Ceriteranya demikian. Sejenak setelah meninggalkan terminal
Seutui di Banda Aceh, sopir memasang film Inem Pelayan Sexy.
Begitu memasuki Indrapuri di KM 24, sopir -- sambil mengaut
penumpang di pinggir jalan -- memutar balik si Inem dari mula
lagi. Penumpang yang lama, kesal. Protes penumpang tak
dihiraukan.
Ketika meninggalkan Bireuen (KM 212) sepotong Inem yang belum
rampung itu dipenggal paksa. Diganti film Sgt. Pepper Lonely
Heart Club Band. Film musik ini untung saja dapat mengobati
kedongkolan sementara penumpang. Namun, para penumpang sedang
asyik nonton si Sgt. Pepper ini, Melati nomor 12 berpapasan
dengan bis Melati lainnya. Udin, sang sopir dari nomor 12
memberhentikan bisnya di tengah jalan. Dia turun dan
bercakap-cakap dengan teman seprofesi.
Tak berapa lama, Udin naik ke bisnya, dan trek, video dipenggal
lagi dan Sgt. Pepper berpindah ke Melati yang lain. Film yang
diputar di Melati 12 kini: Miss Universe. Karuan saja banyak
penumpang yang mengajukan protes keras di tengah malam tersebut.

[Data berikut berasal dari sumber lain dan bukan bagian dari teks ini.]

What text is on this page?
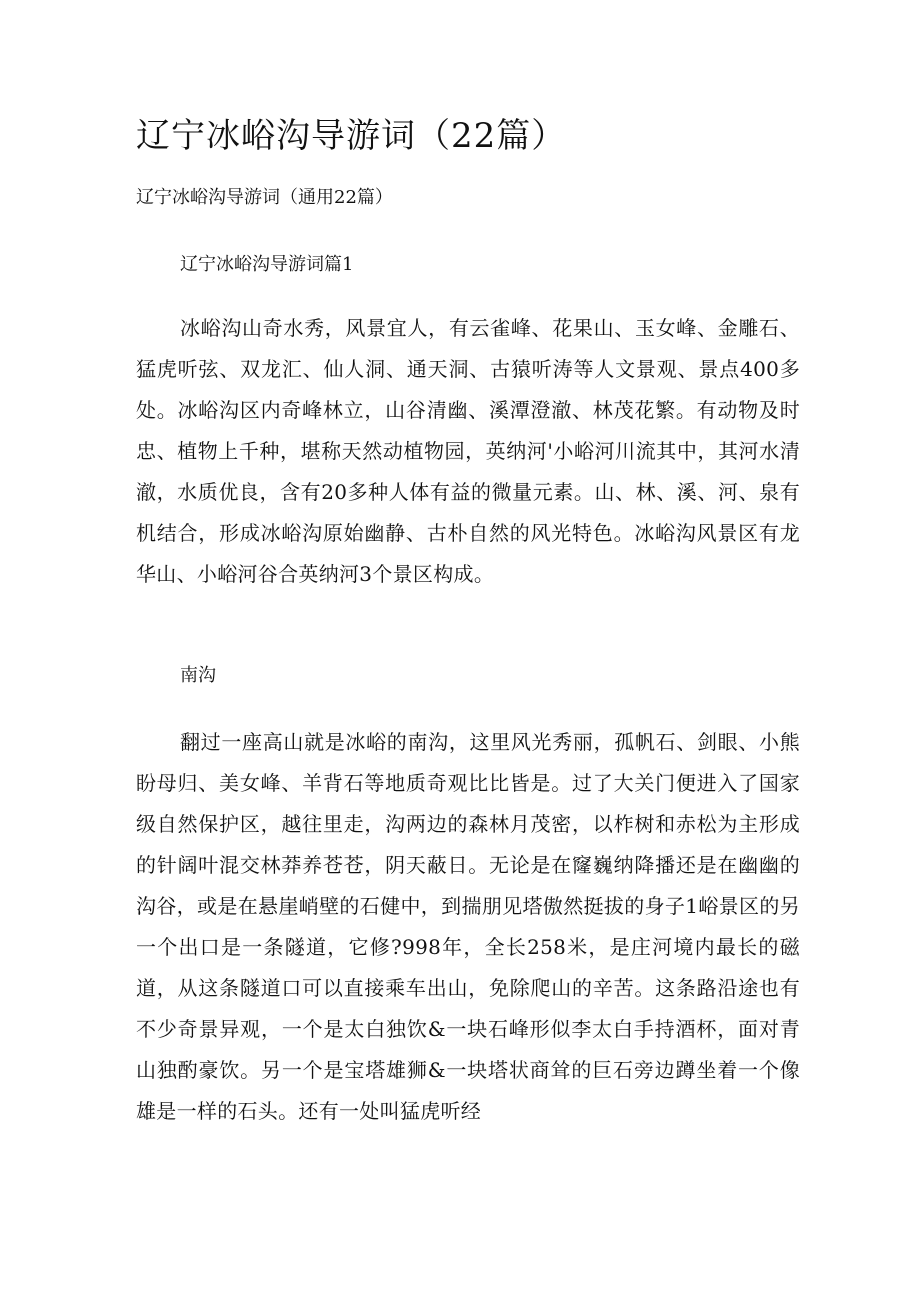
辽宁冰峪沟导游词（22篇）

辽宁冰峪沟导游词（通用22篇）

辽宁冰峪沟导游词篇1

冰峪沟山奇水秀，风景宜人，有云雀峰、花果山、玉女峰、金雕石、猛虎听弦、双龙汇、仙人洞、通天洞、古猿听涛等人文景观、景点400多处。冰峪沟区内奇峰林立，山谷清幽、溪潭澄澈、林茂花繁。有动物及时忠、植物上千种，堪称天然动植物园，英纳河'小峪河川流其中，其河水清澈，水质优良，含有20多种人体有益的微量元素。山、林、溪、河、泉有机结合，形成冰峪沟原始幽静、古朴自然的风光特色。冰峪沟风景区有龙华山、小峪河谷合英纳河3个景区构成。

南沟

翻过一座高山就是冰峪的南沟，这里风光秀丽，孤帆石、剑眼、小熊盼母归、美女峰、羊背石等地质奇观比比皆是。过了大关门便进入了国家级自然保护区，越往里走，沟两边的森林月茂密，以柞树和赤松为主形成的针阔叶混交林莽养苍苍，阴天蔽日。无论是在窿巍纳降播还是在幽幽的沟谷，或是在悬崖峭壁的石健中，到揣朋见塔傲然挺拔的身子1峪景区的另一个出口是一条隧道，它修?998年，全长258米，是庄河境内最长的磁道，从这条隧道口可以直接乘车出山，免除爬山的辛苦。这条路沿途也有不少奇景异观，一个是太白独饮&一块石峰形似李太白手持酒杯，面对青山独酌豪饮。另一个是宝塔雄狮&一块塔状商耸的巨石旁边蹲坐着一个像雄是一样的石头。还有一处叫猛虎听经
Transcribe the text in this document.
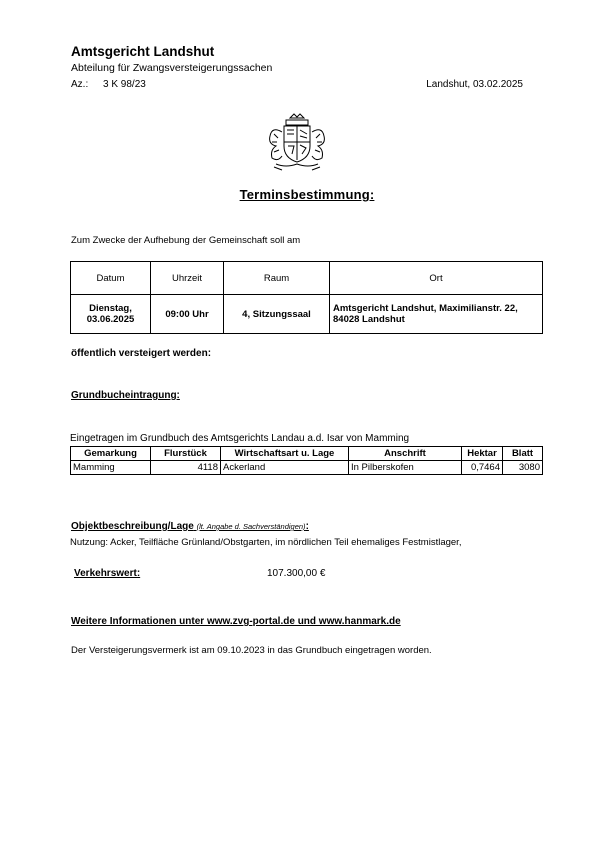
Amtsgericht Landshut
Abteilung für Zwangsversteigerungssachen
Az.: 3 K 98/23	Landshut, 03.02.2025
Terminsbestimmung:
Zum Zwecke der Aufhebung der Gemeinschaft soll am
Datum	Uhrzeit	Raum	Ort
Dienstag,
03.06.2025	09:00 Uhr	4, Sitzungssaal	Amtsgericht Landshut, Maximilianstr. 22, 84028 Landshut
öffentlich versteigert werden:
Grundbucheintragung:
Eingetragen im Grundbuch des Amtsgerichts Landau a.d. Isar von Mamming
Gemarkung	Flurstück	Wirtschaftsart u. Lage	Anschrift	Hektar	Blatt
Mamming	4118	Ackerland	In Pilberskofen	0,7464	3080
Objektbeschreibung/Lage (lt. Angabe d. Sachverständigen):
Nutzung: Acker, Teilfläche Grünland/Obstgarten, im nördlichen Teil ehemaliges Festmistlager,
Verkehrswert:	107.300,00 €
Weitere Informationen unter www.zvg-portal.de und www.hanmark.de
Der Versteigerungsvermerk ist am 09.10.2023 in das Grundbuch eingetragen worden.
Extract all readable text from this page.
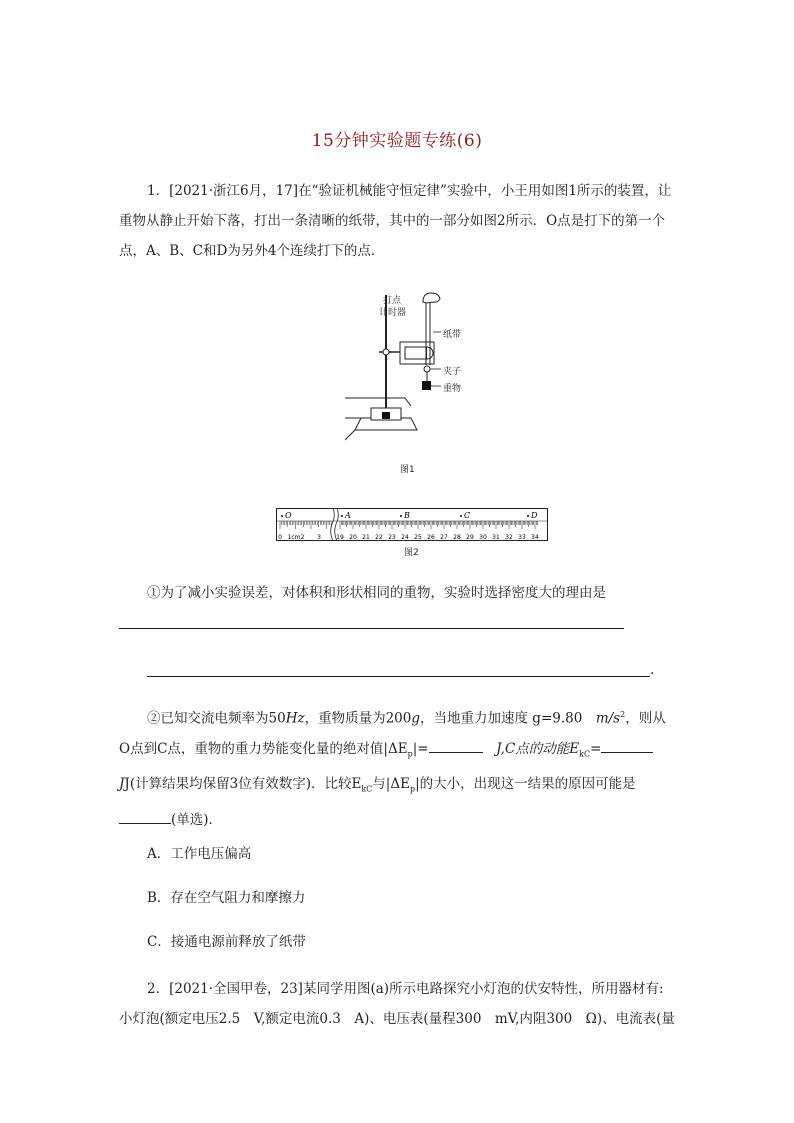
15分钟实验题专练(6)

1．[2021·浙江6月，17]在“验证机械能守恒定律”实验中，小王用如图1所示的装置，让重物从静止开始下落，打出一条清晰的纸带，其中的一部分如图2所示．O点是打下的第一个点，A、B、C和D为另外4个连续打下的点．

打点
计时器
纸带
夹子
重物
图1
O	A	B	C	D
0 1cm2 3	19 20 21 22 23 24 25 26 27 28 29 30 31 32 33 34
图2

①为了减小实验误差，对体积和形状相同的重物，实验时选择密度大的理由是

.

②已知交流电频率为50Hz，重物质量为200g，当地重力加速度 g=9.80　$m/s^2$，则从O点到C点，重物的重力势能变化量的绝对值$|\Delta E_p|=$　	J,C点的动能$E_{kC}=$
JJ(计算结果均保留3位有效数字)．比较$E_{kC}$与$|\Delta E_p|$的大小，出现这一结果的原因可能是
(单选)．

A．工作电压偏高
B．存在空气阻力和摩擦力
C．接通电源前释放了纸带

2．[2021·全国甲卷，23]某同学用图(a)所示电路探究小灯泡的伏安特性，所用器材有:

小灯泡(额定电压2.5　V,额定电流0.3　A)、电压表(量程300　mV,内阻300　Ω)、电流表(量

Dengan sengit pula Udin menjawab: "Daripada nonton orang
gondrong yang musiknya nggak ngerti, lebih bagus nonton paha."
Di tengah lomba kemewahan untuk penumpang, bagaimana nasib para
awak bis itu sendiri? ATS memberi gaji Rp 23 ribu untuk sopir
utama, Rp 18 ribu untuk sopir cadangan dan Rp 14 ribu untuk
kenek. Ini gaji satu trip pulang pergi. Setiap sopir, dan
cadangan maupun kenek bertugas tujuh trip dalam sebulan.
Melati menggaji Rp 20 ribu, Rp 17,5 ribu dan Rp 10 ribu. Kurnia
menggaji Rp 17,5 ribu, Rp 13 ribu dan Rp 7,5 ribu. Sedangkan
PMTOH Rp 20 ribu, Rp 15 ribu dan Rp 10 ribu.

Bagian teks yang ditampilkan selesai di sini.